Commenting on the research, David Simon, Director of Yale Genocide Studies Programme, said, “The systematic persecution of China’s Uyghur population is hardly a secret, but we are always learning more about the depths and extent of it. This report shows the extent to which a policy of mass incarceration has been used not only to silence opponents of the regime but also to threaten the very existence of the Uyghur identity.”
“Asat and Kim demonstrate yet another reason it is entirely appropriate to ask whether the crimes committed against the Uyghurs might constitute genocide, and why policy responses that take that into account are justified,” Simon said.

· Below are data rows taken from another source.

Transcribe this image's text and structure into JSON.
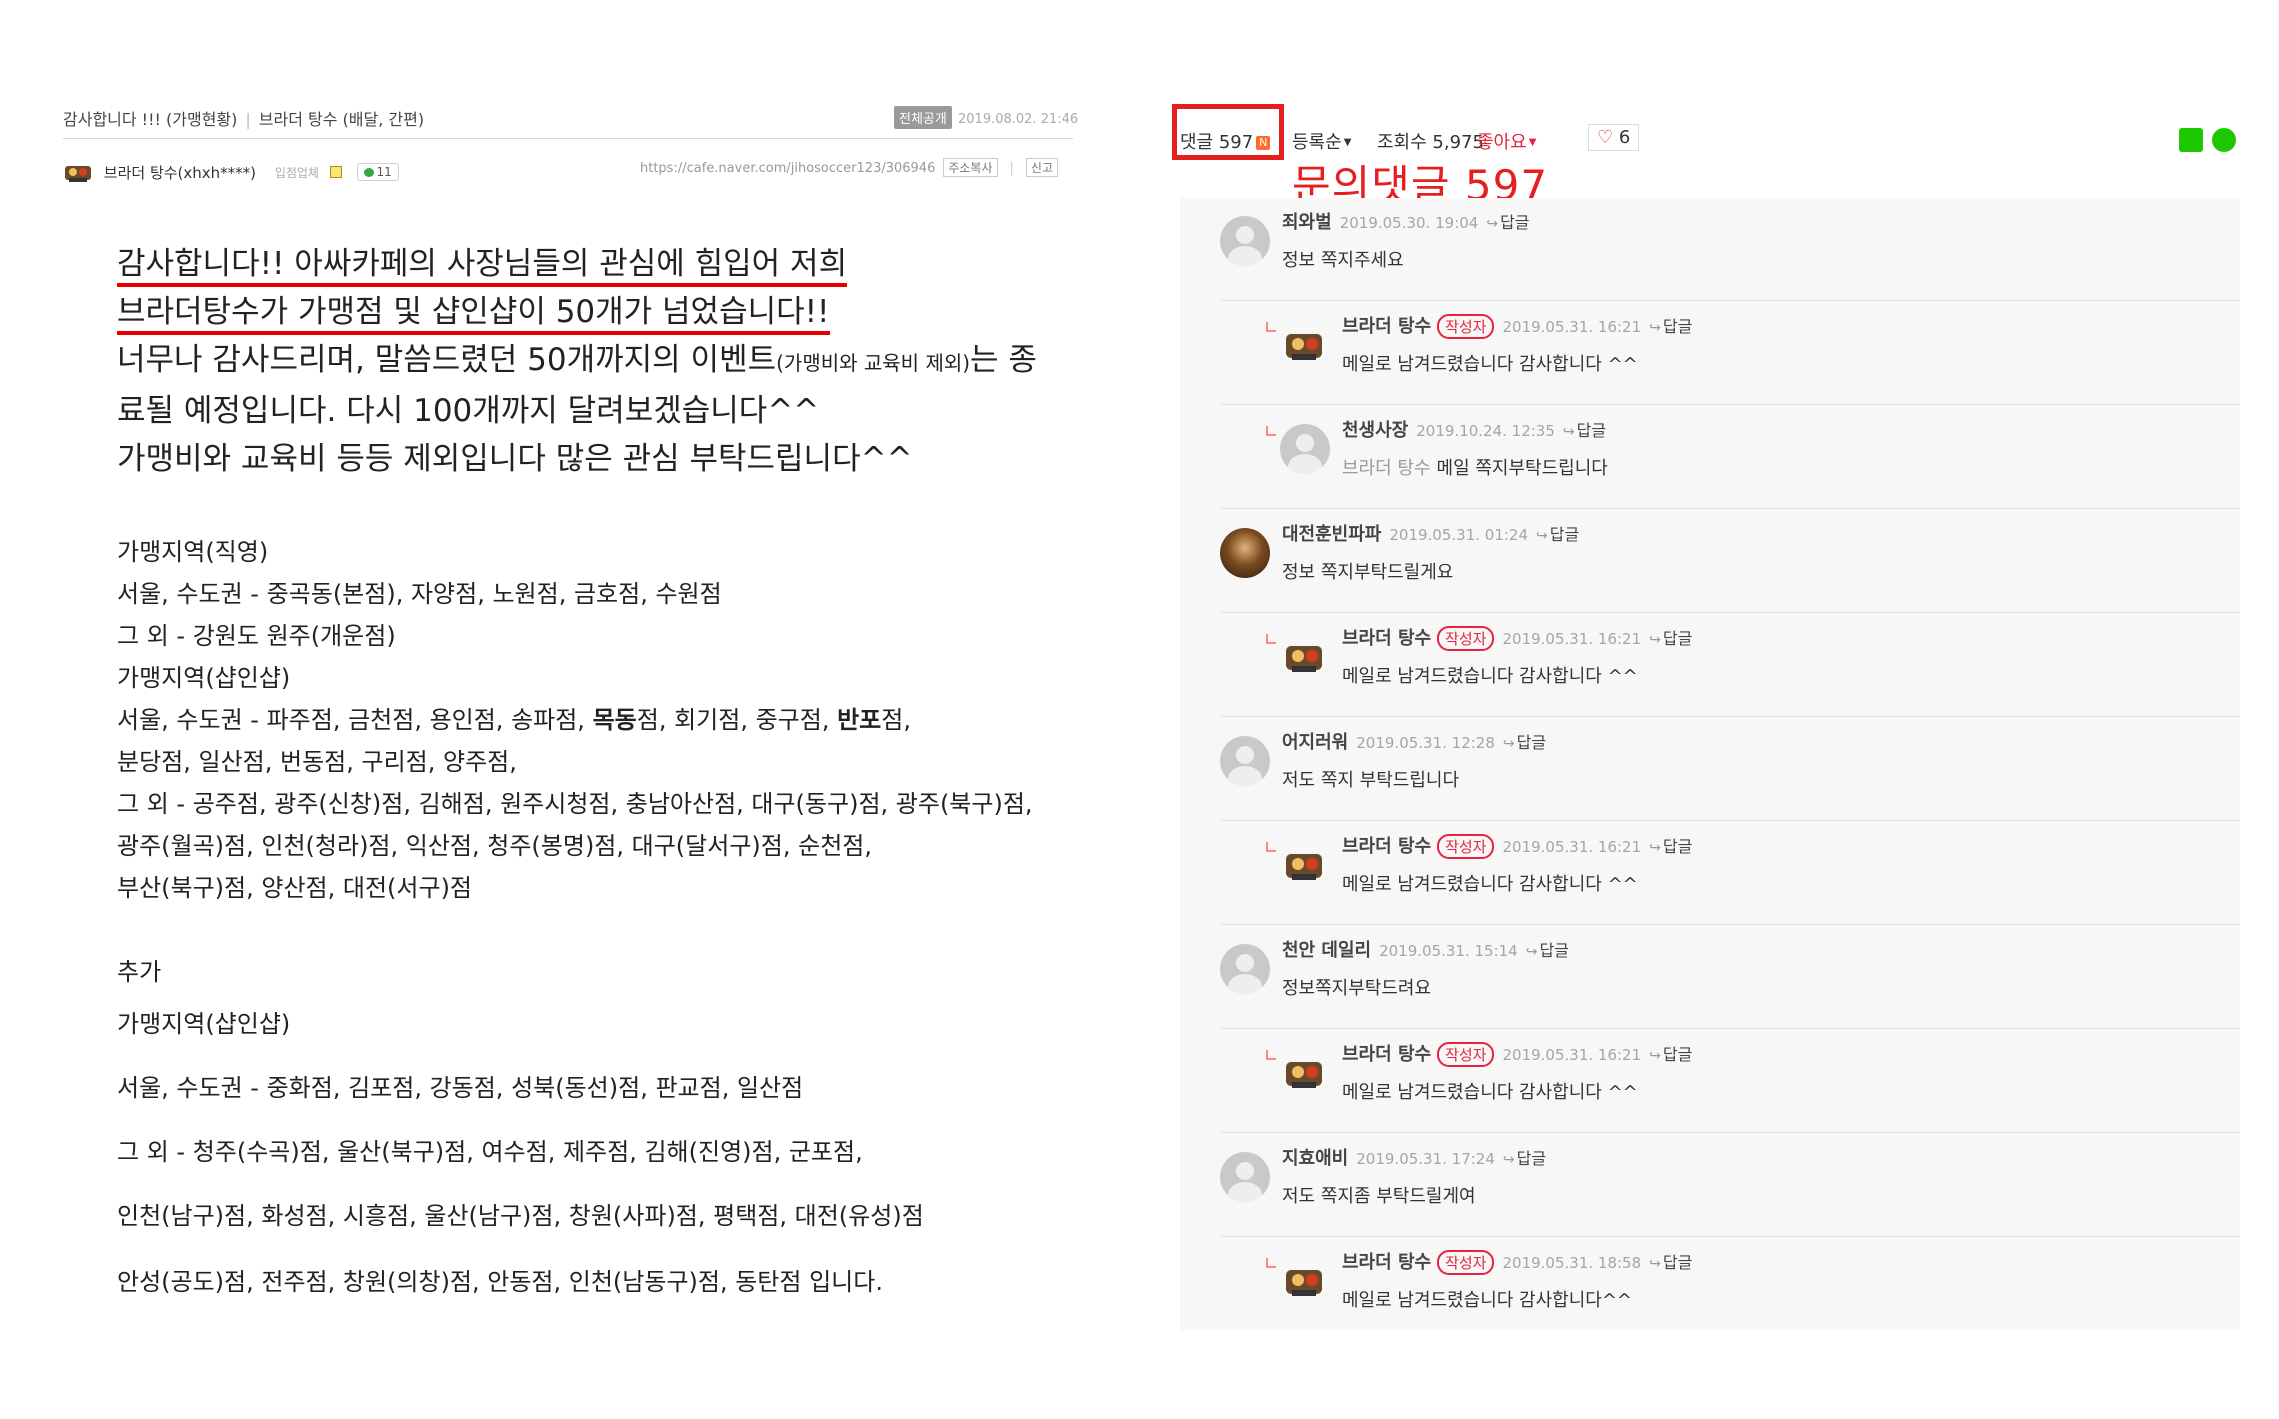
{
  "post": {
    "breadcrumb_title": "감사합니다 !!! (가맹현황)",
    "breadcrumb_board": "브라더 탕수 (배달, 간편)",
    "visibility_badge": "전체공개",
    "date": "2019.08.02. 21:46",
    "author_name": "브라더 탕수(xhxh****)",
    "author_role": "입점업체",
    "comment_count_badge": "11",
    "url": "https://cafe.naver.com/jihosoccer123/306946",
    "copy_url_label": "주소복사",
    "report_label": "신고",
    "intro_line1": "감사합니다!! 아싸카페의 사장님들의 관심에 힘입어 저희",
    "intro_line2": "브라더탕수가 가맹점 및 샵인샵이 50개가 넘었습니다!!",
    "intro_line3a": "너무나 감사드리며, 말씀드렸던 50개까지의 이벤트",
    "intro_line3b": "(가맹비와 교육비 제외)",
    "intro_line3c": "는 종",
    "intro_line4": "료될 예정입니다. 다시 100개까지 달려보겠습니다^^",
    "intro_line5": "가맹비와 교육비 등등 제외입니다 많은 관심 부탁드립니다^^",
    "s1_title": "가맹지역(직영)",
    "s1_line1": "서울, 수도권 - 중곡동(본점), 자양점, 노원점, 금호점, 수원점",
    "s1_line2": "그 외 - 강원도 원주(개운점)",
    "s2_title": "가맹지역(샵인샵)",
    "s2_line1a": "서울, 수도권 - 파주점, 금천점, 용인점, 송파점, ",
    "s2_line1b": "목동",
    "s2_line1c": "점, 회기점, 중구점, ",
    "s2_line1d": "반포",
    "s2_line1e": "점,",
    "s2_line2": "분당점, 일산점, 번동점, 구리점, 양주점,",
    "s2_line3": "그 외 - 공주점, 광주(신창)점, 김해점, 원주시청점, 충남아산점, 대구(동구)점, 광주(북구)점,",
    "s2_line4": "광주(월곡)점, 인천(청라)점, 익산점, 청주(봉명)점, 대구(달서구)점, 순천점,",
    "s2_line5": "부산(북구)점, 양산점, 대전(서구)점",
    "s3_title": "추가",
    "s3_subtitle": "가맹지역(샵인샵)",
    "s3_line1": "서울, 수도권 - 중화점, 김포점, 강동점, 성북(동선)점, 판교점, 일산점",
    "s3_line2": "그 외 - 청주(수곡)점, 울산(북구)점, 여수점, 제주점, 김해(진영)점, 군포점,",
    "s3_line3": "인천(남구)점, 화성점, 시흥점, 울산(남구)점, 창원(사파)점, 평택점, 대전(유성)점",
    "s3_line4": "안성(공도)점, 전주점, 창원(의창)점, 안동점, 인천(남동구)점, 동탄점 입니다."
  },
  "comments_header": {
    "comment_label": "댓글 597",
    "new_badge": "N",
    "sort_label": "등록순",
    "views_label": "조회수 5,975",
    "like_label": "좋아요",
    "heart_count": "6",
    "annotation": "문의댓글 597"
  },
  "comments": [
    {
      "name": "죄와벌",
      "date": "2019.05.30. 19:04",
      "reply": "답글",
      "text": "정보 쪽지주세요"
    },
    {
      "name": "브라더 탕수",
      "badge": "작성자",
      "date": "2019.05.31. 16:21",
      "reply": "답글",
      "text": "메일로 남겨드렸습니다 감사합니다 ^^"
    },
    {
      "name": "천생사장",
      "date": "2019.10.24. 12:35",
      "reply": "답글",
      "mention": "브라더 탕수",
      "text": "메일 쪽지부탁드립니다"
    },
    {
      "name": "대전훈빈파파",
      "date": "2019.05.31. 01:24",
      "reply": "답글",
      "text": "정보 쪽지부탁드릴게요"
    },
    {
      "name": "브라더 탕수",
      "badge": "작성자",
      "date": "2019.05.31. 16:21",
      "reply": "답글",
      "text": "메일로 남겨드렸습니다 감사합니다 ^^"
    },
    {
      "name": "어지러워",
      "date": "2019.05.31. 12:28",
      "reply": "답글",
      "text": "저도 쪽지 부탁드립니다"
    },
    {
      "name": "브라더 탕수",
      "badge": "작성자",
      "date": "2019.05.31. 16:21",
      "reply": "답글",
      "text": "메일로 남겨드렸습니다 감사합니다 ^^"
    },
    {
      "name": "천안 데일리",
      "date": "2019.05.31. 15:14",
      "reply": "답글",
      "text": "정보쪽지부탁드려요"
    },
    {
      "name": "브라더 탕수",
      "badge": "작성자",
      "date": "2019.05.31. 16:21",
      "reply": "답글",
      "text": "메일로 남겨드렸습니다 감사합니다 ^^"
    },
    {
      "name": "지효애비",
      "date": "2019.05.31. 17:24",
      "reply": "답글",
      "text": "저도 쪽지좀 부탁드릴게여"
    },
    {
      "name": "브라더 탕수",
      "badge": "작성자",
      "date": "2019.05.31. 18:58",
      "reply": "답글",
      "text": "메일로 남겨드렸습니다 감사합니다^^"
    }
  ],
  "colors": {
    "accent_red": "#e5253d",
    "annotation_red": "#e51e1e",
    "naver_green": "#1ec800"
  }
}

Rayan Asat, a coauthor of the report, commented, “While the Chinese government violates both Chinese and international laws, it weaponizes authoritarian lawfare to perpetrate violence against the citizenry, especially those marginalized. Thus, China’s legalized authoritarianism enables the State to freely use its legal machinery to punish its enemy.”
“The enemy line is often defined as activists, journalists, or critics of the regime, but it can be redefined as the regime continues to choose new targets as enemies to its survival. The citizens can never know where the line lies, as one day farmers who object to the state expropriating their property can become enemies,” Asat said.

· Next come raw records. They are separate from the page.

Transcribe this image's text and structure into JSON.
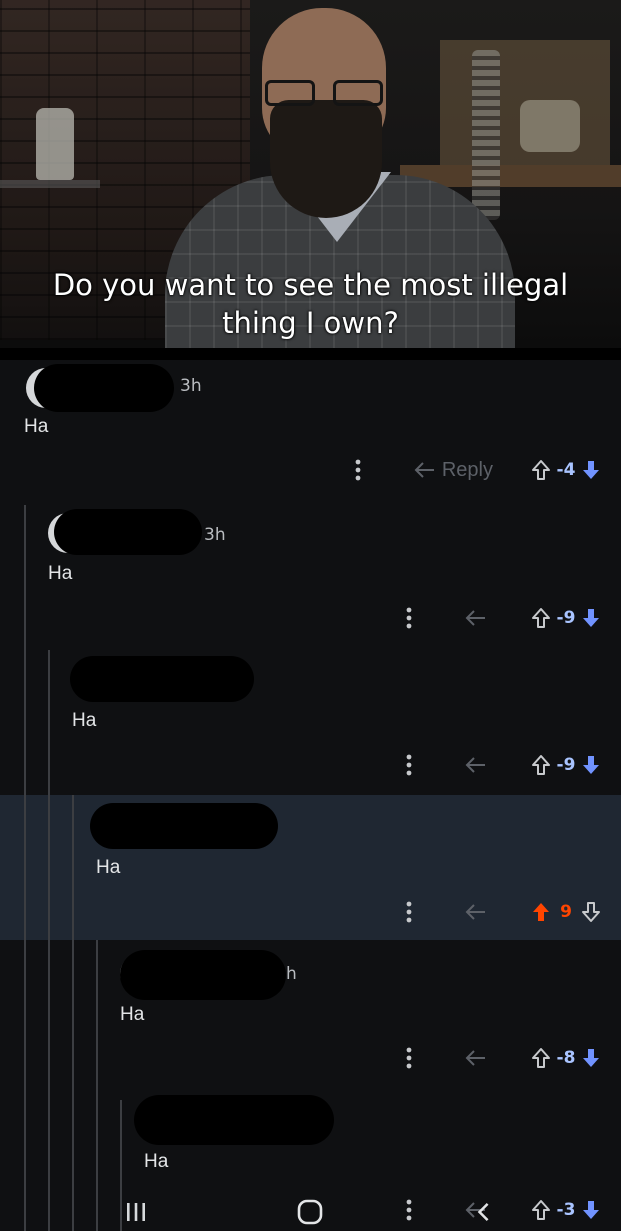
{
  "meme": {
    "caption_line1": "Do you want to see the most illegal",
    "caption_line2": "thing I own?"
  },
  "comments": [
    {
      "time": "3h",
      "body": "Ha",
      "reply_label": "Reply",
      "score": "-4",
      "vote": "none"
    },
    {
      "time": "3h",
      "body": "Ha",
      "reply_label": "",
      "score": "-9",
      "vote": "none"
    },
    {
      "time": "",
      "body": "Ha",
      "reply_label": "",
      "score": "-9",
      "vote": "none"
    },
    {
      "time": "",
      "body": "Ha",
      "reply_label": "",
      "score": "9",
      "vote": "up"
    },
    {
      "time": "h",
      "body": "Ha",
      "reply_label": "",
      "score": "-8",
      "vote": "none"
    },
    {
      "time": "",
      "body": "Ha",
      "reply_label": "",
      "score": "-3",
      "vote": "none"
    }
  ],
  "colors": {
    "upvote": "#ff4500",
    "downvote": "#7193ff",
    "score_neutral": "#a9c4ff",
    "highlight_bg": "#1f2732",
    "background": "#0f1012",
    "thread_line": "#3c3e42"
  },
  "icons": {
    "more": "vertical-ellipsis",
    "reply": "reply-arrow",
    "upvote": "arrow-up",
    "downvote": "arrow-down",
    "nav_recent": "three-bars",
    "nav_home": "rounded-square",
    "nav_back": "chevron-left"
  }
}
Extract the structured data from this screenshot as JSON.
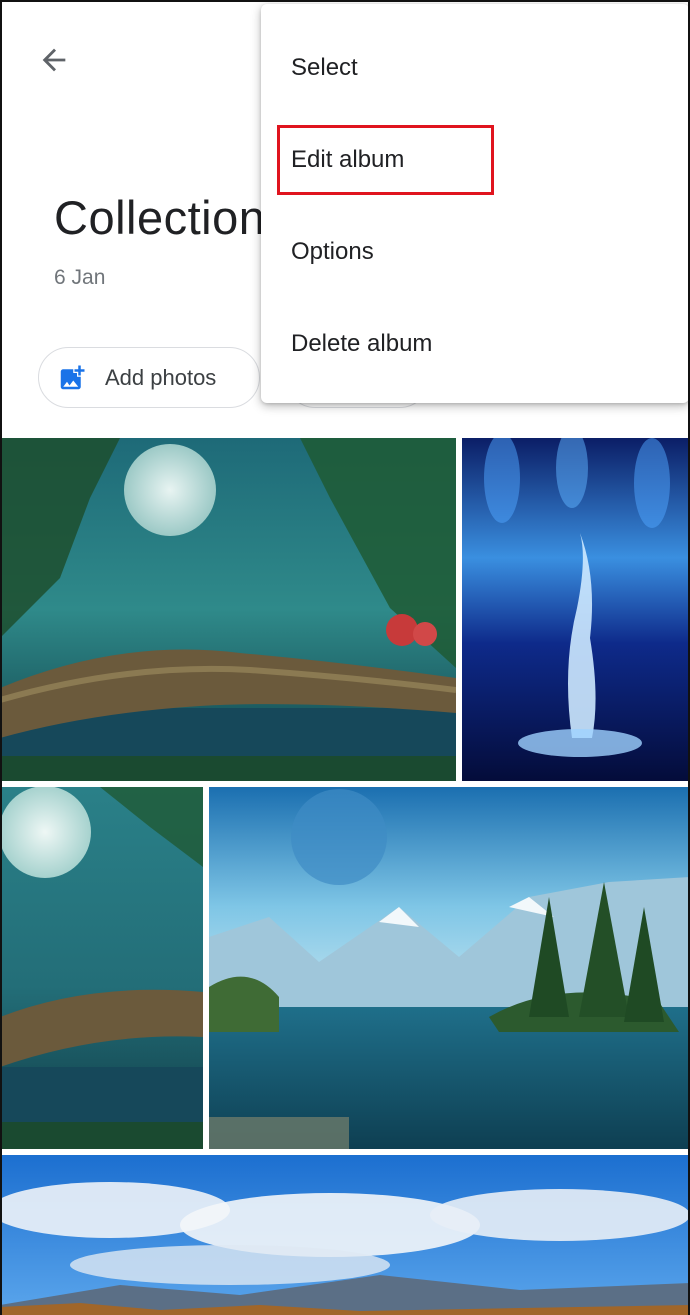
{
  "header": {
    "back_icon": "arrow-left-icon"
  },
  "album": {
    "title": "Collection",
    "date": "6 Jan"
  },
  "actions": {
    "add_photos_label": "Add photos",
    "add_photos_icon": "add-photo-icon"
  },
  "menu": {
    "items": [
      {
        "label": "Select"
      },
      {
        "label": "Edit album"
      },
      {
        "label": "Options"
      },
      {
        "label": "Delete album"
      }
    ],
    "highlighted_index": 1,
    "highlight_color": "#e0141e"
  },
  "photos": [
    {
      "name": "fantasy-forest-moon"
    },
    {
      "name": "blue-water-fountain"
    },
    {
      "name": "fantasy-forest-moon-crop"
    },
    {
      "name": "mountain-lake-island"
    },
    {
      "name": "cloudy-sky-mountains"
    }
  ],
  "colors": {
    "accent": "#1a73e8",
    "text_primary": "#202124",
    "text_secondary": "#70757a",
    "chip_border": "#dadce0"
  }
}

“We hope this report not only contributes to the ongoing documentation of crimes against humanity and genocide but serves a wake-up call to the countries in the global south which for nearly a decade has remained bystanders in the face of China’s economic influence,” the human rights lawyer added.

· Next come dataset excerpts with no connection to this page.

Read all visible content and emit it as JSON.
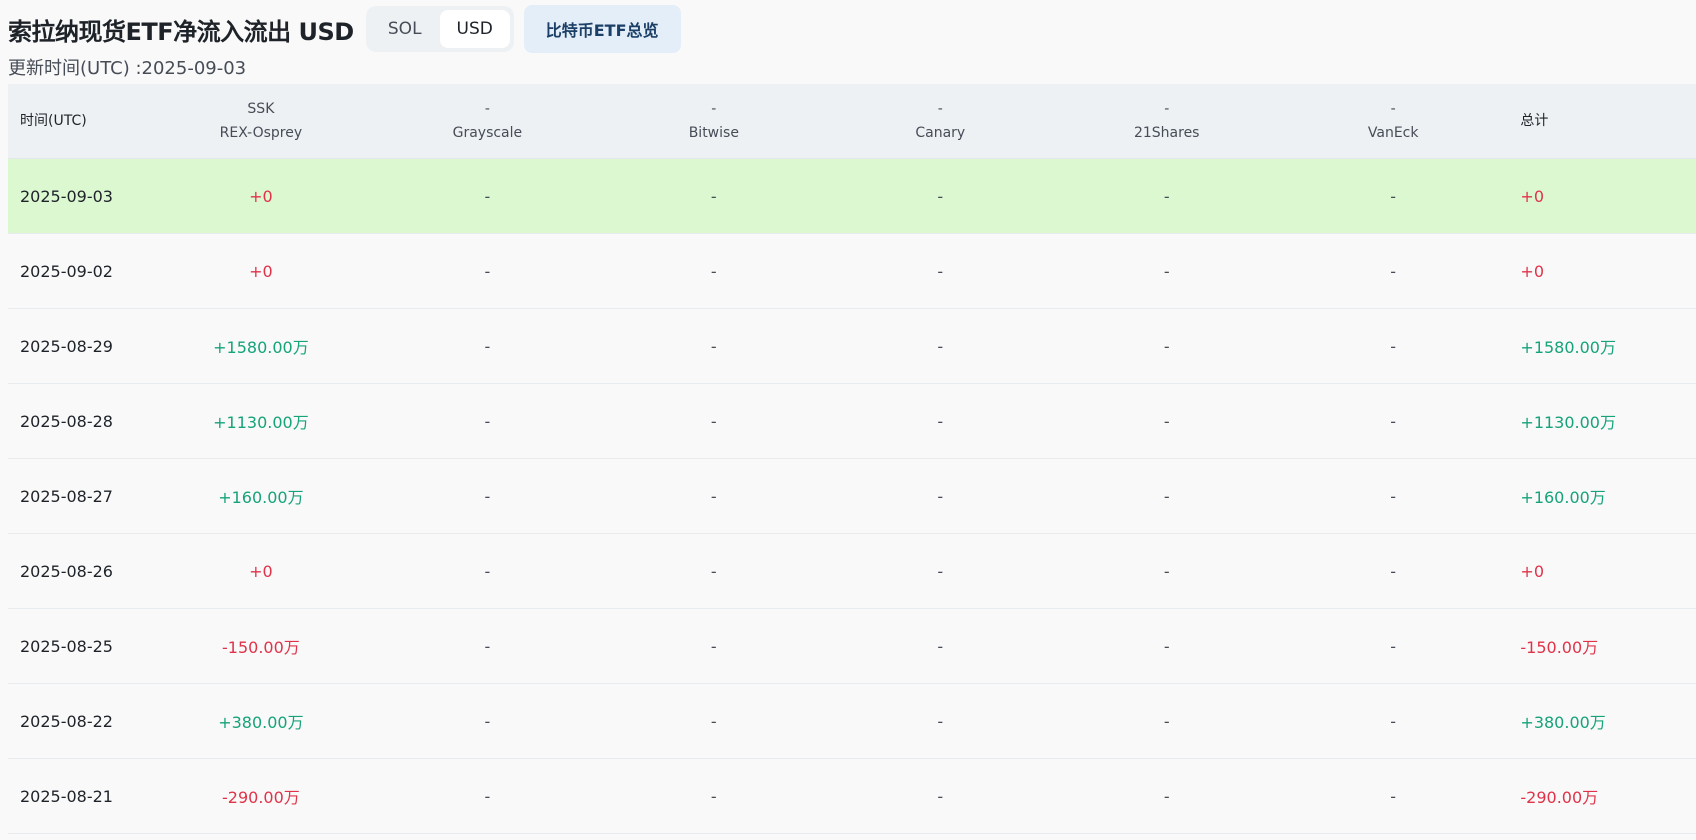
{
  "header": {
    "title": "索拉纳现货ETF净流入流出 USD",
    "toggles": [
      {
        "label": "SOL",
        "active": false
      },
      {
        "label": "USD",
        "active": true
      }
    ],
    "overview_button": "比特币ETF总览",
    "updated": "更新时间(UTC) :2025-09-03"
  },
  "table": {
    "date_header": "时间(UTC)",
    "total_header": "总计",
    "issuers": [
      {
        "ticker": "SSK",
        "name": "REX-Osprey"
      },
      {
        "ticker": "-",
        "name": "Grayscale"
      },
      {
        "ticker": "-",
        "name": "Bitwise"
      },
      {
        "ticker": "-",
        "name": "Canary"
      },
      {
        "ticker": "-",
        "name": "21Shares"
      },
      {
        "ticker": "-",
        "name": "VanEck"
      }
    ],
    "rows": [
      {
        "date": "2025-09-03",
        "values": [
          "+0",
          "-",
          "-",
          "-",
          "-",
          "-"
        ],
        "total": "+0",
        "highlight": true
      },
      {
        "date": "2025-09-02",
        "values": [
          "+0",
          "-",
          "-",
          "-",
          "-",
          "-"
        ],
        "total": "+0"
      },
      {
        "date": "2025-08-29",
        "values": [
          "+1580.00万",
          "-",
          "-",
          "-",
          "-",
          "-"
        ],
        "total": "+1580.00万"
      },
      {
        "date": "2025-08-28",
        "values": [
          "+1130.00万",
          "-",
          "-",
          "-",
          "-",
          "-"
        ],
        "total": "+1130.00万"
      },
      {
        "date": "2025-08-27",
        "values": [
          "+160.00万",
          "-",
          "-",
          "-",
          "-",
          "-"
        ],
        "total": "+160.00万"
      },
      {
        "date": "2025-08-26",
        "values": [
          "+0",
          "-",
          "-",
          "-",
          "-",
          "-"
        ],
        "total": "+0"
      },
      {
        "date": "2025-08-25",
        "values": [
          "-150.00万",
          "-",
          "-",
          "-",
          "-",
          "-"
        ],
        "total": "-150.00万"
      },
      {
        "date": "2025-08-22",
        "values": [
          "+380.00万",
          "-",
          "-",
          "-",
          "-",
          "-"
        ],
        "total": "+380.00万"
      },
      {
        "date": "2025-08-21",
        "values": [
          "-290.00万",
          "-",
          "-",
          "-",
          "-",
          "-"
        ],
        "total": "-290.00万"
      }
    ]
  },
  "colors": {
    "positive": "#16a37a",
    "negative": "#e0334a",
    "highlight_row": "#dcf8d1"
  }
}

The researchers said in the report that Uyghurs face what they call “ethnic incapacitation,” meaning that individual Uyghurs may survive, but the “community will collapse, disperse, and lose all substance without a majority of its members to maintain it.”
“With every additional day of Uyghur incarceration, ethnic incapacitation progressively becomes more of a reality,“ the researchers wrote.
”If the Uyghur population continues to be barred from maintaining their communities, it is only a matter of time before full ethnic incapacitation is realized and the damage is irreversible,” they added.
The report also offers some recommendations to stop Beijing’s persecution of Uyghurs, including having member states of the United Nations (UN) “activate all accountability mechanisms to compel China.”
The Yale report also calls on the UN Human Rights Council and the Office of the UN High Commissioner for Human Rights to “take a collective stance” against the persecution.